Entre a visita do general Ernesto Geisel (1976) e a mais recente, a de Lula, dias atrás, melhoramos muito do ponto de vista institucional. Era uma ditadura, com censura à imprensa. Hoje, o país vive (desde o governo Sarney, é bom que se diga), o período de mais amplas liberdades públicas de toda a sua história.
A única ameaça à liberdade de imprensa foi o fato de Lula ter me presenteado, em plena entrevista coletiva em Downing Street, com um broche do Corinthians. Como palmeirense, preferiria a prisão.

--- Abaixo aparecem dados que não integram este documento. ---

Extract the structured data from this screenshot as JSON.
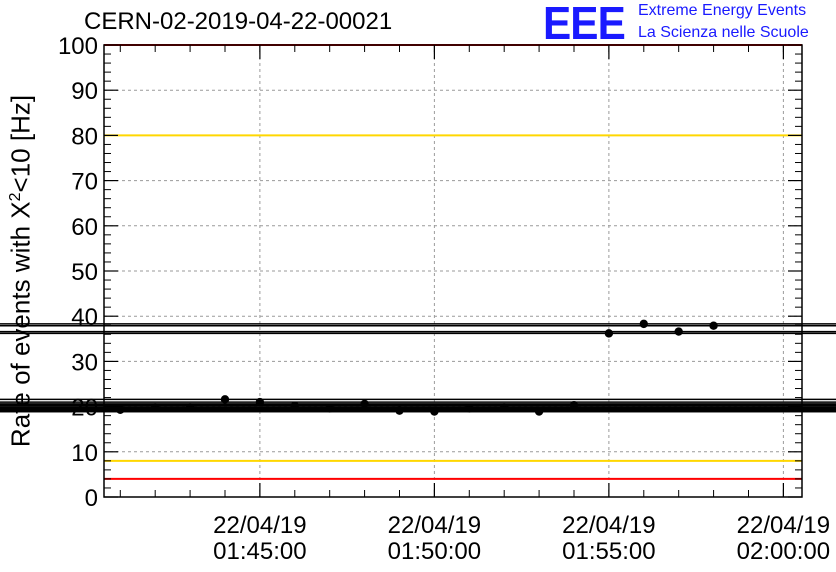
{
  "chart_data": {
    "type": "scatter",
    "title": "CERN-02-2019-04-22-00021",
    "ylabel_pre": "Rate of events with X",
    "ylabel_sup": "2",
    "ylabel_post": "<10 [Hz]",
    "xlabel": "",
    "ylim": [
      0,
      100
    ],
    "yticks": [
      0,
      10,
      20,
      30,
      40,
      50,
      60,
      70,
      80,
      90,
      100
    ],
    "xlim": [
      "01:40:32",
      "02:00:32"
    ],
    "xticks": [
      {
        "date": "22/04/19",
        "time": "01:45:00"
      },
      {
        "date": "22/04/19",
        "time": "01:50:00"
      },
      {
        "date": "22/04/19",
        "time": "01:55:00"
      },
      {
        "date": "22/04/19",
        "time": "02:00:00"
      }
    ],
    "grid": true,
    "bin_width": "00:01:00",
    "series": [
      {
        "x": [
          "01:41:00",
          "01:42:00",
          "01:43:00",
          "01:44:00",
          "01:45:00",
          "01:46:00",
          "01:47:00",
          "01:48:00",
          "01:49:00",
          "01:50:00",
          "01:51:00",
          "01:52:00",
          "01:53:00",
          "01:54:00",
          "01:55:00",
          "01:56:00",
          "01:57:00",
          "01:58:00",
          "01:59:00",
          "02:00:00"
        ],
        "values": [
          19.3,
          19.8,
          19.8,
          21.6,
          21.0,
          20.2,
          19.6,
          20.6,
          19.1,
          18.9,
          19.6,
          19.8,
          18.9,
          20.3,
          36.2,
          38.3,
          36.6,
          37.9,
          null,
          null
        ]
      }
    ],
    "reference_lines": [
      {
        "y": 80,
        "color": "#ffd700"
      },
      {
        "y": 8,
        "color": "#ffd700"
      },
      {
        "y": 100,
        "color": "#ff0000"
      },
      {
        "y": 4,
        "color": "#ff0000"
      }
    ]
  },
  "logo": {
    "mark": "EEE",
    "line1": "Extreme Energy Events",
    "line2": "La Scienza nelle Scuole",
    "color": "#1a1aff"
  }
}
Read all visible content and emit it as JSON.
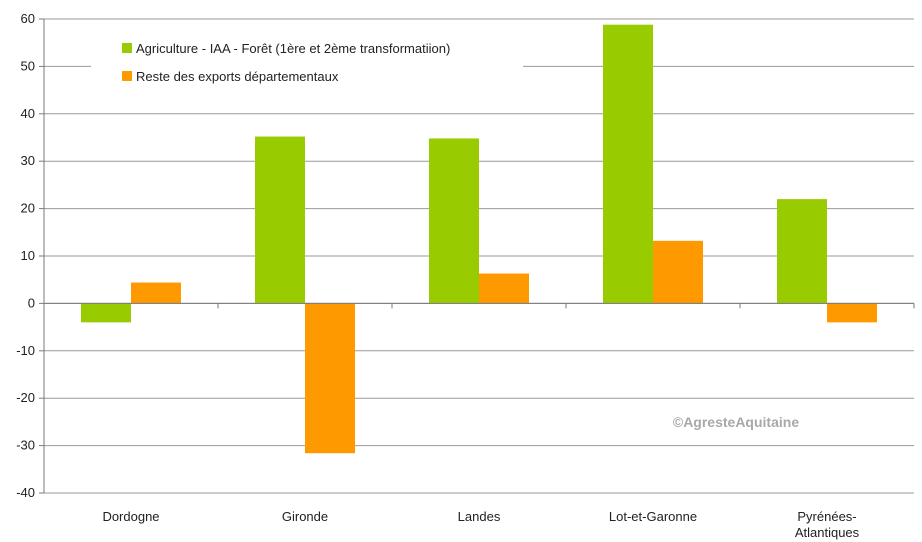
{
  "chart_data": {
    "type": "bar",
    "categories": [
      "Dordogne",
      "Gironde",
      "Landes",
      "Lot-et-Garonne",
      "Pyrénées-Atlantiques"
    ],
    "category_lines": [
      [
        "Dordogne"
      ],
      [
        "Gironde"
      ],
      [
        "Landes"
      ],
      [
        "Lot-et-Garonne"
      ],
      [
        "Pyrénées-",
        "Atlantiques"
      ]
    ],
    "series": [
      {
        "name": "Agriculture - IAA - Forêt (1ère et 2ème transformatiion)",
        "color": "#99cc00",
        "values": [
          -4,
          35.2,
          34.8,
          58.8,
          22
        ]
      },
      {
        "name": "Reste des exports départementaux",
        "color": "#ff9900",
        "values": [
          4.4,
          -31.6,
          6.3,
          13.2,
          -4
        ]
      }
    ],
    "ylim": [
      -40,
      60
    ],
    "yticks": [
      -40,
      -30,
      -20,
      -10,
      0,
      10,
      20,
      30,
      40,
      50,
      60
    ],
    "grid": true,
    "legend_position": "top-left",
    "title": "",
    "xlabel": "",
    "ylabel": ""
  },
  "watermark": "©AgresteAquitaine"
}
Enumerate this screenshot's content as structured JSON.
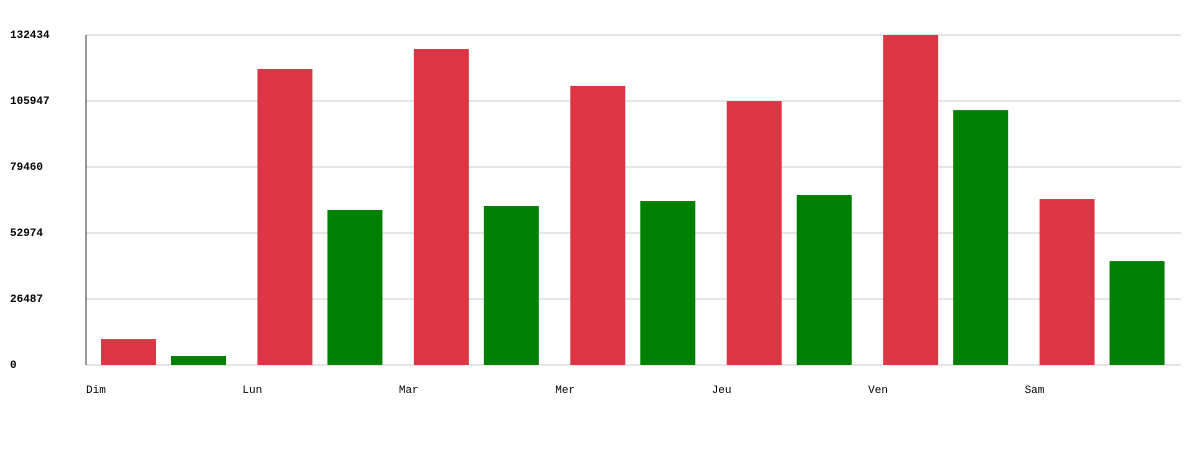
{
  "chart_data": {
    "type": "bar",
    "categories": [
      "Dim",
      "Lun",
      "Mar",
      "Mer",
      "Jeu",
      "Ven",
      "Sam"
    ],
    "series": [
      {
        "color": "#dc3545",
        "values": [
          10400,
          118800,
          126800,
          112000,
          105900,
          132434,
          66600
        ]
      },
      {
        "color": "#008000",
        "values": [
          3600,
          62200,
          63800,
          65800,
          68200,
          102300,
          41700
        ]
      }
    ],
    "ylim": [
      0,
      132434
    ],
    "yticks": [
      0,
      26487,
      52974,
      79460,
      105947,
      132434
    ],
    "grid": true
  }
}
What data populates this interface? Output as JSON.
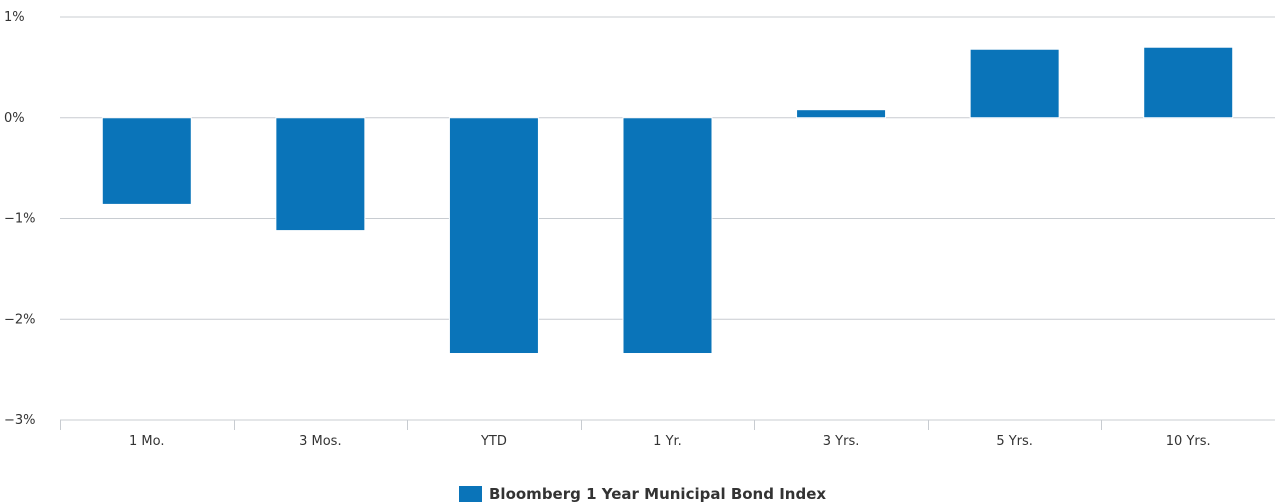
{
  "chart_data": {
    "type": "bar",
    "categories": [
      "1 Mo.",
      "3 Mos.",
      "YTD",
      "1 Yr.",
      "3 Yrs.",
      "5 Yrs.",
      "10 Yrs."
    ],
    "series": [
      {
        "name": "Bloomberg 1 Year Municipal Bond Index",
        "color": "#0a74b9",
        "values": [
          -0.86,
          -1.12,
          -2.34,
          -2.34,
          0.08,
          0.68,
          0.7
        ]
      }
    ],
    "title": "",
    "xlabel": "",
    "ylabel": "",
    "ylim": [
      -3,
      1
    ],
    "yticks": [
      1,
      0,
      -1,
      -2,
      -3
    ],
    "ytick_labels": [
      "1%",
      "0%",
      "−1%",
      "−2%",
      "−3%"
    ],
    "grid": true,
    "legend_position": "bottom-center"
  }
}
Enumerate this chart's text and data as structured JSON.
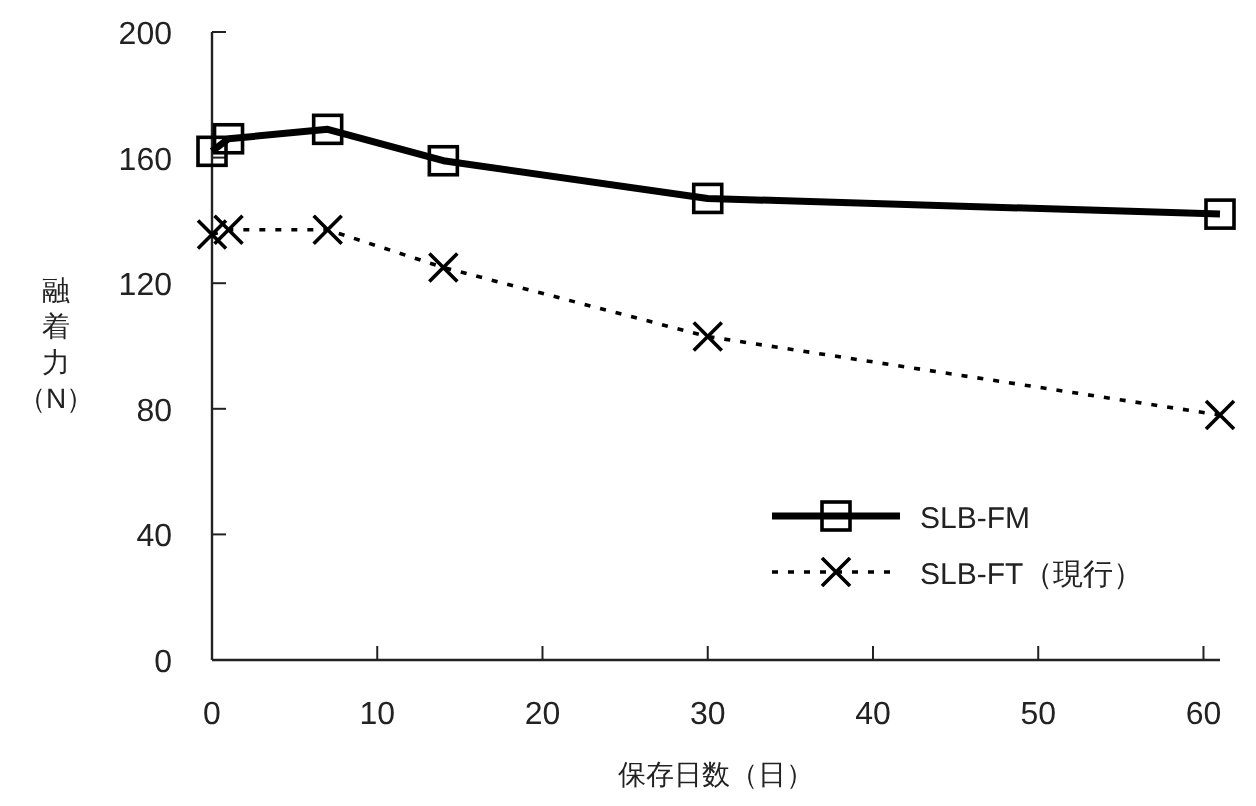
{
  "chart_data": {
    "type": "line",
    "xlabel": "保存日数（日）",
    "ylabel": "融着力（N）",
    "x": [
      0,
      1,
      7,
      14,
      30,
      61
    ],
    "xlim": [
      0,
      61
    ],
    "xticks": [
      0,
      10,
      20,
      30,
      40,
      50,
      60
    ],
    "ylim": [
      0,
      200
    ],
    "yticks": [
      0,
      40,
      80,
      120,
      160,
      200
    ],
    "grid": false,
    "legend": "bottom right",
    "series": [
      {
        "name": "SLB-FM",
        "color": "#000000",
        "marker": "square",
        "line_style": "solid",
        "values": [
          162,
          166,
          169,
          159,
          147,
          142
        ]
      },
      {
        "name": "SLB-FT（現行）",
        "color": "#000000",
        "marker": "cross",
        "line_style": "dotted",
        "values": [
          135.5,
          137,
          137,
          125,
          103,
          78
        ]
      }
    ]
  }
}
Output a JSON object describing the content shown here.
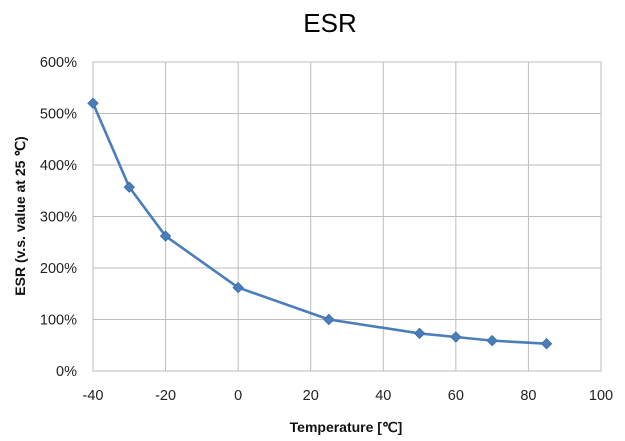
{
  "chart_data": {
    "type": "line",
    "title": "ESR",
    "xlabel": "Temperature [℃]",
    "ylabel": "ESR (v.s. value at 25 ℃)",
    "xlim": [
      -40,
      100
    ],
    "ylim": [
      0,
      600
    ],
    "x_ticks": [
      "-40",
      "-20",
      "0",
      "20",
      "40",
      "60",
      "80",
      "100"
    ],
    "x_tick_values": [
      -40,
      -20,
      0,
      20,
      40,
      60,
      80,
      100
    ],
    "y_ticks": [
      "0%",
      "100%",
      "200%",
      "300%",
      "400%",
      "500%",
      "600%"
    ],
    "y_tick_values": [
      0,
      100,
      200,
      300,
      400,
      500,
      600
    ],
    "grid": true,
    "legend": "none",
    "series": [
      {
        "color": "#4a7ebb",
        "marker": "diamond",
        "x": [
          -40,
          -30,
          -20,
          0,
          25,
          50,
          60,
          70,
          85
        ],
        "y": [
          520,
          357,
          262,
          162,
          100,
          73,
          66,
          59,
          53
        ]
      }
    ]
  }
}
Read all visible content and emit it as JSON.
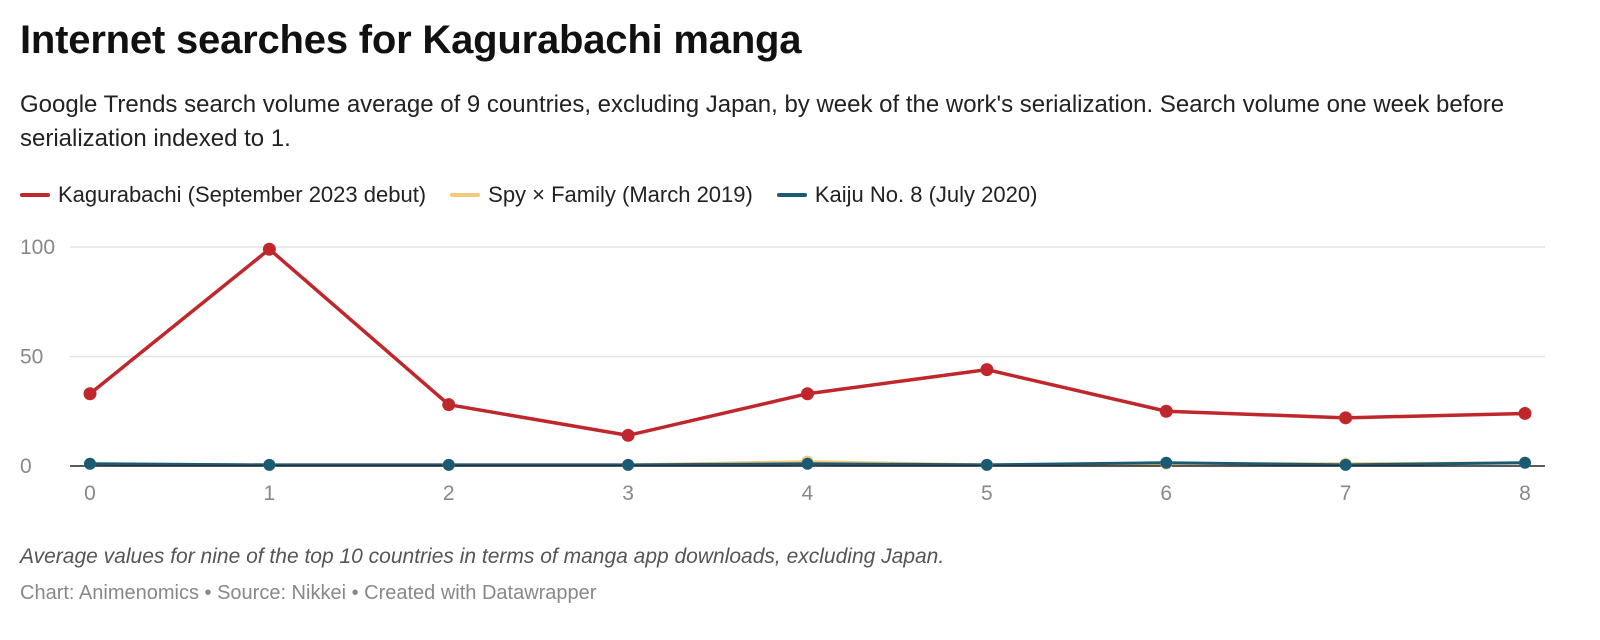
{
  "title": "Internet searches for Kagurabachi manga",
  "subtitle": "Google Trends search volume average of 9 countries, excluding Japan, by week of the work's serialization. Search volume one week before serialization indexed to 1.",
  "note": "Average values for nine of the top 10 countries in terms of manga app downloads, excluding Japan.",
  "footer": "Chart: Animenomics • Source: Nikkei • Created with Datawrapper",
  "chart_data": {
    "type": "line",
    "title": "Internet searches for Kagurabachi manga",
    "subtitle": "Google Trends search volume average of 9 countries, excluding Japan, by week of the work's serialization. Search volume one week before serialization indexed to 1.",
    "x": [
      0,
      1,
      2,
      3,
      4,
      5,
      6,
      7,
      8
    ],
    "x_tick_labels": [
      "0",
      "1",
      "2",
      "3",
      "4",
      "5",
      "6",
      "7",
      "8"
    ],
    "y_ticks": [
      0,
      50,
      100
    ],
    "y_tick_labels": [
      "0",
      "50",
      "100"
    ],
    "ylim": [
      0,
      100
    ],
    "xlabel": "",
    "ylabel": "",
    "grid": true,
    "legend_position": "top-left",
    "series": [
      {
        "name": "Kagurabachi (September 2023 debut)",
        "color": "#c0272d",
        "values": [
          33,
          99,
          28,
          14,
          33,
          44,
          25,
          22,
          24
        ]
      },
      {
        "name": "Spy × Family (March 2019)",
        "color": "#f5c97a",
        "values": [
          1,
          0.5,
          0.5,
          0.5,
          2,
          0.5,
          1,
          1,
          1.5
        ]
      },
      {
        "name": "Kaiju No. 8 (July 2020)",
        "color": "#1b5a73",
        "values": [
          1,
          0.5,
          0.5,
          0.5,
          1,
          0.5,
          1.5,
          0.5,
          1.5
        ]
      }
    ]
  }
}
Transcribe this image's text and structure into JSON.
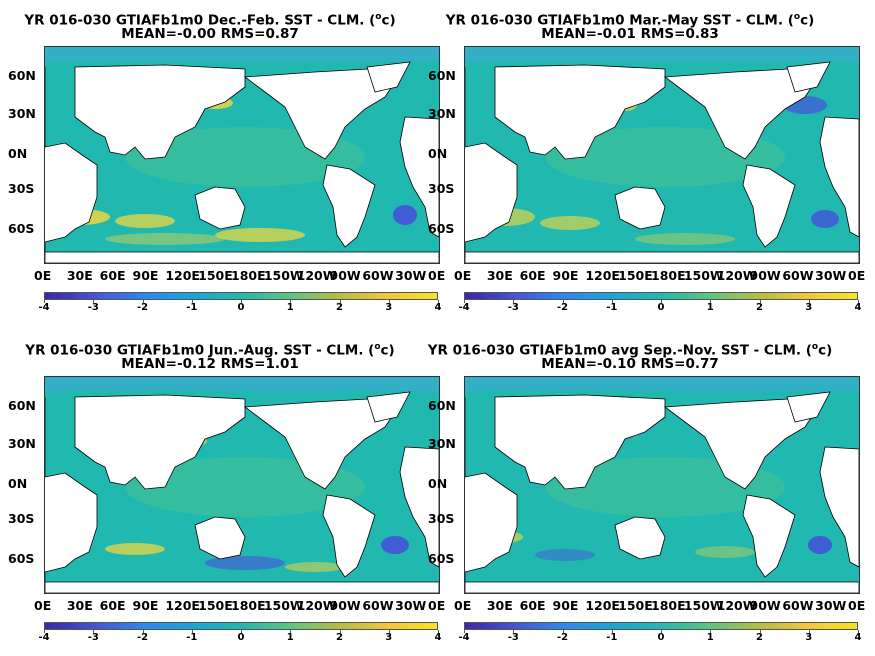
{
  "panels": [
    {
      "title_prefix": "YR 016-030 GTIAFb1m0  Dec.-Feb. SST - CLM. (",
      "title_sup": "o",
      "title_suffix": "c)",
      "stats": "MEAN=-0.00   RMS=0.87"
    },
    {
      "title_prefix": "YR 016-030 GTIAFb1m0 Mar.-May SST - CLM. (",
      "title_sup": "o",
      "title_suffix": "c)",
      "stats": "MEAN=-0.01   RMS=0.83"
    },
    {
      "title_prefix": "YR 016-030 GTIAFb1m0 Jun.-Aug. SST - CLM. (",
      "title_sup": "o",
      "title_suffix": "c)",
      "stats": "MEAN=-0.12   RMS=1.01"
    },
    {
      "title_prefix": "YR 016-030 GTIAFb1m0 avg Sep.-Nov. SST - CLM. (",
      "title_sup": "o",
      "title_suffix": "c)",
      "stats": "MEAN=-0.10   RMS=0.77"
    }
  ],
  "lat_ticks": [
    "60N",
    "30N",
    "0N",
    "30S",
    "60S"
  ],
  "lon_ticks": [
    "0E",
    "30E",
    "60E",
    "90E",
    "120E",
    "150E",
    "180E",
    "150W",
    "120W",
    "90W",
    "60W",
    "30W",
    "0E"
  ],
  "colorbar": {
    "ticks": [
      "-4",
      "-3",
      "-2",
      "-1",
      "0",
      "1",
      "2",
      "3",
      "4"
    ],
    "colors": [
      "#3e26a8",
      "#4553d8",
      "#2e87f2",
      "#18a6d5",
      "#21b8b0",
      "#5dc581",
      "#b4be42",
      "#f5c53a",
      "#f7e41e"
    ]
  },
  "colors": {
    "ocean_base": "#21b8b0",
    "land": "#ffffff",
    "warm": "#f7d93a",
    "cool": "#4553d8"
  }
}
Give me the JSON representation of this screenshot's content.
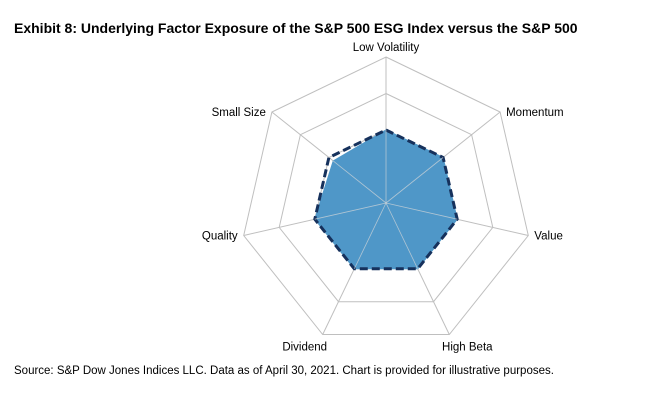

Mudou também o garçom que serve o balcão à entrada do Churchill. Agora é brasileiro, nordestino, a julgar pelo sotaque. No tempo de Geisel, os brasileiros exilados eram perseguidos políticos, em geral da classe média. Tinham um nítido horizonte de volta: assim que acabasse ou se abrandasse a ditadura (abrandou-se três anos depois, e deu-se o retorno).
Agora, os exilados são econômicos, fogem da desesperança (que, é bom de novo que se diga, começou bem antes do governo Lula, mas continua igual com ele). Não há horizonte para que ela se restabeleça para a enorme diáspora tupiniquim.
Apesar de, nas duas visitas e também na de FHC (1997), os números sobre a economia apresentados aos britânicos serem tão lustrosos que, tenho certeza, convenceriam o garçom do Churchill a nem sair do país. Pena que são para inglês ver, e não para garçom brasileiro.